To stop the ritual, we also need more guts and nerves. We need some pounds of courage to cease playing along in this embarrassing game. This may cause friction with editors and colleagues, but it will in the end help them to enter the dawn of statistical thinking.
It will be remembered that the seventy translators of the Septuagint were shut up in seventy separate rooms with the Hebrew text and brought out with them, when they emerged, seventy identical translations. Would the same miracle be vouchsafed if seventy multiple correlators were shut up with the same statistical material? And anyhow, I suppose, if each had a different economist perched on his a priori, that would make a difference to the outcome.
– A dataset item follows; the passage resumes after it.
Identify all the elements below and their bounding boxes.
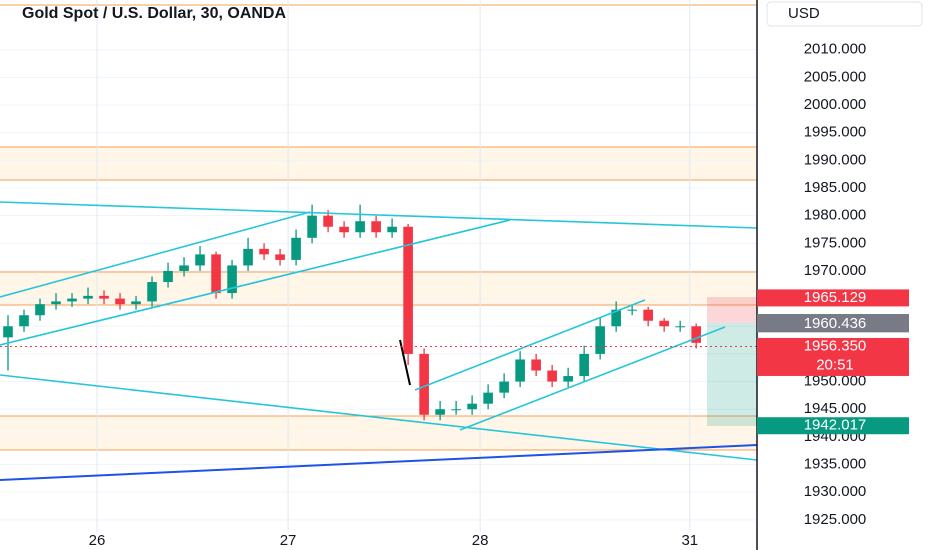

Take a look at a map of Africa showing male circumcision rates, and impose on that data on HIV/AIDS prevalence. There is a very close correspondence between the two, with the exceptions being cities with large numbers of recent uncircumcised male migrants. One might therefore conclude that male circumcision reduces the chances of contracting HIV/AIDS, and indeed there are medical reasons to believe this may be so. But maybe some third, underlying variable, explains both circumcision and HIV/AIDS prevalence. That is, those who select to get circumcised have special characteristics which make them less likely to contract HIV/AIDS, so a comparison of HIV/AIDS rates between circumcised and uncircumcised men will give a biased estimate of the impact of circumcision on HIV/AIDS prevalence. There is such a factor, it is being Muslim. Muslim men are circumcised and less likely to engage in risky sexual behaviour exposing themselves to HIV/AIDS, partly as they do not drink alcohol. Again we are not comparing like with like: circumcised men have different characteristics compared to uncircumcised men, and these characteristics affect the outcome of interest.